Here are four more popular Istanbul taxi scams. You can find the first six popular Istanbul taxi scams here. This page is a bonus page for subscribers to the Istanbul Checklists Series. If you haven’t subscribed yet, you can do so in the sidebar.
Higher Base Fee
- Scam — The taxi driver just dropped off a customer after a short ride and thus a small fare. Instead of resetting the meter to the base fee, he use the previous fare as the starting point, so you end up paying more than you actually should.
- Solution — Make sure that the taxi driver starts the meter at the current base taxi fee. Just do as the locals do. After getting in, just when the taxi starts moving, very ostentatiously have a look at the meter. This is not considered rude, you may even gain the driver’s respect.
Fiddling With the Meter
- Scam — This taxi scam occurs frequently with taxis where the meter is installed in the middle bottom section of the dashboard. While driving, the driver rests his hand of the gear stick. This looks innocent enough, but without you noticing he presses some buttons on the meter, every time adding a small amount or speeding up the increment.
- Solution — You could make sure one person sit in the front seat next to the driver and keeps an eye on the meter. Or, again do as locals do: every five minutes or so, very ostentatiously have a look at the meter. The driver will notice this and know you are aware of his tricks.
Fare Is Per Person
- Scam — This scam doesn’t happen often, but a few readers have complained about it, so I wanted to add it to the list. This happens mostly when you have agreed on a fixed fare, mostly for a rather short drive, e.g. 6 TL. After reaching the destination, one person hands over the money, after which the driver waits for the others to pay too, uttering that the agreed upon fare was per person.
- Solution — Taxi fares are always per vehicle, never per person. Another reason why I advise to always use the meter and not agree on fixed prices.
This is not a scam, but some Istanbul taxi drivers think the city is one giant race track. Sure, they are very experienced drivers and want to serve as much customers in a day as possible. If you ever start feeling unsafe, just tell the driver yavaş (yavash), which means as much as ‘slow down’. Just repeat the word until the driver reaches a speed you feel comfortable with. If he doesn’t comply, just get out at the first opportunity you have.
Again, the Majority Is Honest
Let this list not scare you or assume that there are no honest taxi drivers in Istanbul. Here’s what Tigger wrote me on 22 May, 2015:
Just to offer a counter to all these stories about unscrupulous taxi drivers …. I arrived by train from Greece on a dark, wet evening. At the station were taxi drivers, waiting for rides. Now I know Istanbul very well, but the young Greek woman I met on the train had never been there before. She was expecting her sister to collect her, but her sister was nowhere to be seen. She was terrified of being alone as she’s obviously been fed stories about the ‘terrible Turks’ so I offered to wait with her until her sister arrived.

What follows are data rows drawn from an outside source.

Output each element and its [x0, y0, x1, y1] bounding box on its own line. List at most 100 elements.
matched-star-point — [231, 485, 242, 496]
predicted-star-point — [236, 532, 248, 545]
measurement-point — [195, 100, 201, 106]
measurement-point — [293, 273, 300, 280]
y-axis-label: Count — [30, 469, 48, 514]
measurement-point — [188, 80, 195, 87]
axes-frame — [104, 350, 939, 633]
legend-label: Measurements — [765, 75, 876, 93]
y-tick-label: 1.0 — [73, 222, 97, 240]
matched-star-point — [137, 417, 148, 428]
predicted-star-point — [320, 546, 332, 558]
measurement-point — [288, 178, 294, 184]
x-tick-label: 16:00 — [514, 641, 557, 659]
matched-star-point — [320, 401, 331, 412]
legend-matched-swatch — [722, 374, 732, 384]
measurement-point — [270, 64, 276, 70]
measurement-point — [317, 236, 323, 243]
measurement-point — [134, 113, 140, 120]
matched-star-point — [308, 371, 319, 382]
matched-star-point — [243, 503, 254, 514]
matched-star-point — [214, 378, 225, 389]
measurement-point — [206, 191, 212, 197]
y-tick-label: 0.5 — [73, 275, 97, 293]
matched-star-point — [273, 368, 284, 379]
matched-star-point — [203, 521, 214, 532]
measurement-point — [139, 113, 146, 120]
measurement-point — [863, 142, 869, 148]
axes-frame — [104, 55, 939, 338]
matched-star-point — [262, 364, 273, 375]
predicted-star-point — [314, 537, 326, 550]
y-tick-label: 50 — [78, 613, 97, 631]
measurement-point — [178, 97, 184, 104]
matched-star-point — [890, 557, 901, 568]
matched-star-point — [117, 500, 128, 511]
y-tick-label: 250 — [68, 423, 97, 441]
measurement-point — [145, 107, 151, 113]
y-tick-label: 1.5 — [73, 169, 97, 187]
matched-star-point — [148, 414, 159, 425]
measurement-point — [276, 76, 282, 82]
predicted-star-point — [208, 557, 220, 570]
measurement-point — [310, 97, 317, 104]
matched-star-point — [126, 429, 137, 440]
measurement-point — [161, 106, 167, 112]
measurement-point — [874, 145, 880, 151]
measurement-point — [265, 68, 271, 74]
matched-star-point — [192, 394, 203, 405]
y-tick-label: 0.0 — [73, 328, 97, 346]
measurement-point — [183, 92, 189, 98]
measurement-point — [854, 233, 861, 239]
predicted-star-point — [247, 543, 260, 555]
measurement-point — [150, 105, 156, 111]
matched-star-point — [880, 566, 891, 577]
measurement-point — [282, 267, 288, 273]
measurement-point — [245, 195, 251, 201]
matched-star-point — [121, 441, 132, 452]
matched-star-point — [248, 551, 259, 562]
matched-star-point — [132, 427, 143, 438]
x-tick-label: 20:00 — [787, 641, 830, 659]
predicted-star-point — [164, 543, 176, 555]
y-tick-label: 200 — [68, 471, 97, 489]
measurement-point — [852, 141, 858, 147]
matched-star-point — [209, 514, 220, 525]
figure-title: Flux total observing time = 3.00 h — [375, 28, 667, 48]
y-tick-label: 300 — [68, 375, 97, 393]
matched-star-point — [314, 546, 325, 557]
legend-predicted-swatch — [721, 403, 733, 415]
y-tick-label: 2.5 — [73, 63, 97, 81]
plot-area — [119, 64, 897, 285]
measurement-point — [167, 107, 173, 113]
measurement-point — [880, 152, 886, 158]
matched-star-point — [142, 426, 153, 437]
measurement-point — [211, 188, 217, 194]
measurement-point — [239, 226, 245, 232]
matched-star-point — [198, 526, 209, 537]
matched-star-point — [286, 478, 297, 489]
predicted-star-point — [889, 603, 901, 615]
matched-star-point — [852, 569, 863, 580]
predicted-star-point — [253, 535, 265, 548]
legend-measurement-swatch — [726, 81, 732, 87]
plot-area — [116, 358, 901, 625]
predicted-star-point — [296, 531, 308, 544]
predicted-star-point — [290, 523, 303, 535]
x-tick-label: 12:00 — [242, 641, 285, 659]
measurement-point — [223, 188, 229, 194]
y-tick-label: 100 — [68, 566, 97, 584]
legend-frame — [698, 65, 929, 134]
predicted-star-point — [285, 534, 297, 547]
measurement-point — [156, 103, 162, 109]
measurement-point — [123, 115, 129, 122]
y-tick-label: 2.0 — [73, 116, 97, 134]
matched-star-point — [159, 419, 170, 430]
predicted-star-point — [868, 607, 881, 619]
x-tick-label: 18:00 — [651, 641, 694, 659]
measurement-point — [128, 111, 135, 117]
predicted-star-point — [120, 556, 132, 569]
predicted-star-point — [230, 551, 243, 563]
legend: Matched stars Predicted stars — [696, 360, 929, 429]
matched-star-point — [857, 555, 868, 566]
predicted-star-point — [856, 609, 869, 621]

A taxi driver approached us, and I explained why we weren’t looking for a ride. Immediately he took out his cell phone, offered it to my companion with a smile and said “Here. You can call her.” She was overwhelmed!
So, you see, the taxi drivers in Istanbul are not ALL taxi mafia. Though it’s good to be aware of those few that are, who may leave a bad taste in one’s mouth and spoil an otherwise wonderful visit.